What Do You Mean By Finasteride Slowing Hair Loss Down?
I understand that finasteride can stop hair loss or slow it down. When you mean slow it down, does that mean instead of permanently losing 10 hairs a year you only lose 5 for example. How slow does the hair loss really become on finasteride in terms of numbers and actual hairs lost? Thank you.
There is no absolute cure for genetic balding. Taking a medication like finasteride (Propecia) slows down the hair loss. Perhaps it is best explained with the graph where you see a group of men who never took Propecia (the placebo group) to another group who did take the medication. The group that took Propecia collectively have less hair loss.
Unfortunately, I don’t have the actual data, but the visual graph should be helpful. Click to see the larger size:
If there are no studies done after the 5 year mark, who is to accurately know if the line goes up again or continues downward or just plateaus out and stays the same for the next 10 to 20 years, and people just hold on to what they have?

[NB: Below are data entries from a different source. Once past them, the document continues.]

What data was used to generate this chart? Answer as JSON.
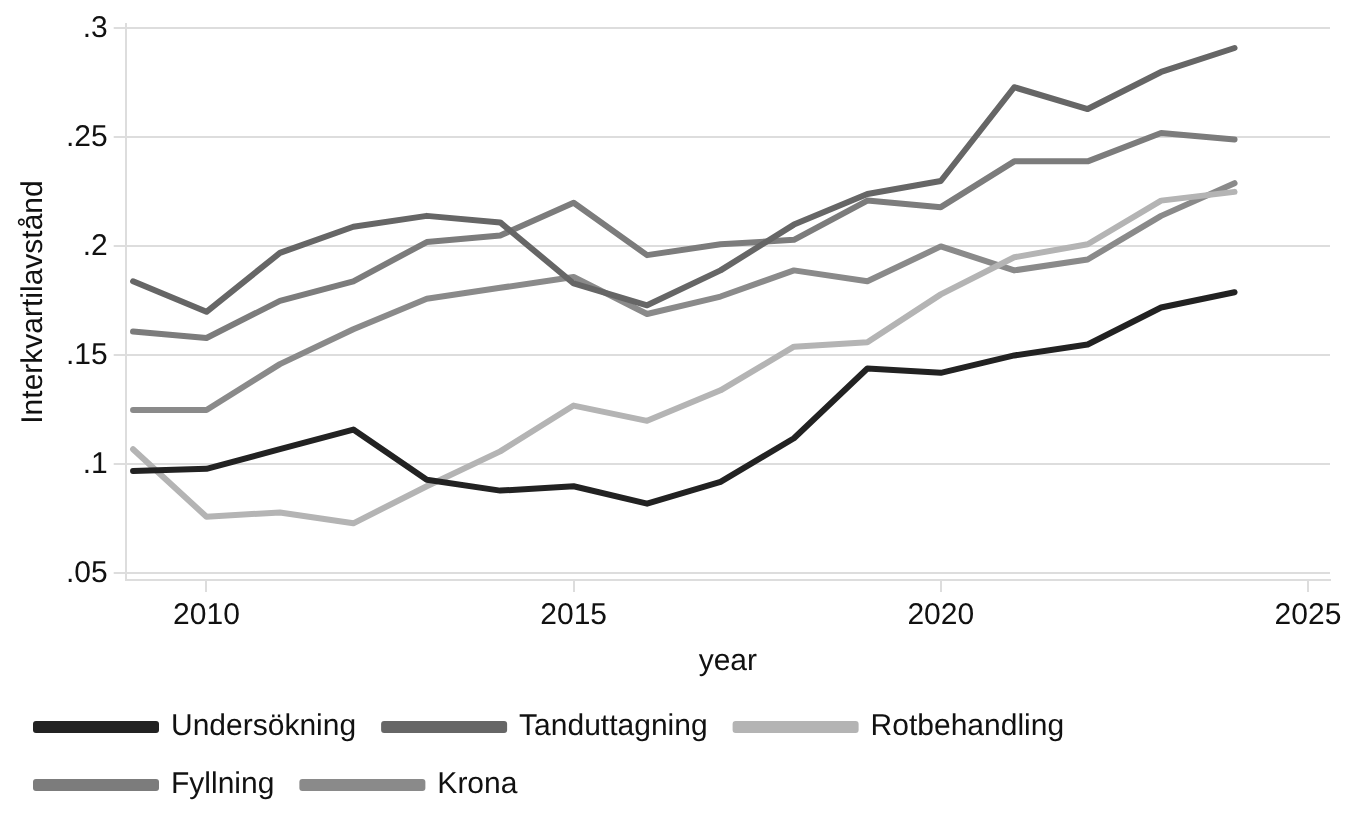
{
  "chart_data": {
    "type": "line",
    "xlabel": "year",
    "ylabel": "Interkvartilavstånd",
    "x": [
      2009,
      2010,
      2011,
      2012,
      2013,
      2014,
      2015,
      2016,
      2017,
      2018,
      2019,
      2020,
      2021,
      2022,
      2023,
      2024
    ],
    "series": [
      {
        "name": "Undersökning",
        "color": "#222222",
        "values": [
          0.097,
          0.098,
          0.107,
          0.116,
          0.093,
          0.088,
          0.09,
          0.082,
          0.092,
          0.112,
          0.144,
          0.142,
          0.15,
          0.155,
          0.172,
          0.179
        ]
      },
      {
        "name": "Tanduttagning",
        "color": "#666666",
        "values": [
          0.184,
          0.17,
          0.197,
          0.209,
          0.214,
          0.211,
          0.183,
          0.173,
          0.189,
          0.21,
          0.224,
          0.23,
          0.273,
          0.263,
          0.28,
          0.291
        ]
      },
      {
        "name": "Rotbehandling",
        "color": "#b4b4b4",
        "values": [
          0.107,
          0.076,
          0.078,
          0.073,
          0.09,
          0.106,
          0.127,
          0.12,
          0.134,
          0.154,
          0.156,
          0.178,
          0.195,
          0.201,
          0.221,
          0.225
        ]
      },
      {
        "name": "Fyllning",
        "color": "#7c7c7c",
        "values": [
          0.161,
          0.158,
          0.175,
          0.184,
          0.202,
          0.205,
          0.22,
          0.196,
          0.201,
          0.203,
          0.221,
          0.218,
          0.239,
          0.239,
          0.252,
          0.249
        ]
      },
      {
        "name": "Krona",
        "color": "#8a8a8a",
        "values": [
          0.125,
          0.125,
          0.146,
          0.162,
          0.176,
          0.181,
          0.186,
          0.169,
          0.177,
          0.189,
          0.184,
          0.2,
          0.189,
          0.194,
          0.214,
          0.229
        ]
      }
    ],
    "xlim": [
      2008.9,
      2025.3
    ],
    "xticks": [
      2010,
      2015,
      2020,
      2025
    ],
    "ylim": [
      0.047,
      0.302
    ],
    "yticks": [
      {
        "value": 0.05,
        "label": ".05"
      },
      {
        "value": 0.1,
        "label": ".1"
      },
      {
        "value": 0.15,
        "label": ".15"
      },
      {
        "value": 0.2,
        "label": ".2"
      },
      {
        "value": 0.25,
        "label": ".25"
      },
      {
        "value": 0.3,
        "label": ".3"
      }
    ],
    "grid": "y",
    "legend": "bottom left",
    "marker": "none",
    "line_style": "solid"
  }
}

Where is the line for men who take propecia and lose more hair? The only time I experienced serious hairloss is during and several months after taking propecia.
each case is individual period!
I wish longer study was done then just five years to accurately know. However, from what my derm has told me and from what I have read on other forums, individuals who have been taking propecia for over ten, fifteen, and even twenty years have done well apparently.
In terms of propecia causing more hair loss, could it just be the drug didn’t work and people were still losing hair and blamed it on the drug?
Chris, that would make sense if I continued to lose hair long term after stopping the drug. However, I only lost the hair for about 3 months after using the drug a few different times. After roughly 3 months, my hair stopped being destroyed.
The bottom line is propecia can kill healthy hair.
This graph represents the mean average. If someone on the study did lose lots of hair on propecia they would be an outlier and be listed on the study results (but their data has influenced the average on this graph). What this tells you is that propecia ‘in general’ results in much slower hair loss over a 5 year period (i.e. It worked for the majority of men). The study can’t be indefinite or they’d never publish results. It’s difficult to recruit study participants who will agree to be studied for 20 years or more or who stick to the testing protocol. Those on a placebo might want to know for sure they are prescribed the drug for instance rather than losing their hair.
For what it’s worth many hair surgeons like Dr Rassman have seen ongoing good results on 10-15 year patients. Especially those who started younger/at first sign of hairloss.
Dan:
From most of the people I have spoken to who do take the drug, they have all noticed an improvement. Most people tell me the drug has thickened their hair up or maintained what they have. Rarely do I hear of an individual having a bad experience with the drug in terms of losing hair. I have been around hair loss message boards for years and have read of some bad cases associated with drugs (the ones we all know about, effecting only 2% of men which I think is rubbish, it does effect more in my opinion). Anyways, the ones who have lost more hair on the drug are the ones who are far and few in-between. But I do feel for those guys because so far finasteride is the only thing out there helping us guys losing hair.
Did you regrow you hair back after you stopped the drug Dan?
Absolutely not. There was no regrowth. Taking propecia is one of the worst decisions I have ever made. I feel like a sucker for falling for the marketing ploy that one should start propecia as soon as possible because it is better at maintaining hair, and that it would either maintain or regrow hair. I should have just left it alone.
As far as I’m concerned, Propecia is probably the worst thing a man can take for his hair.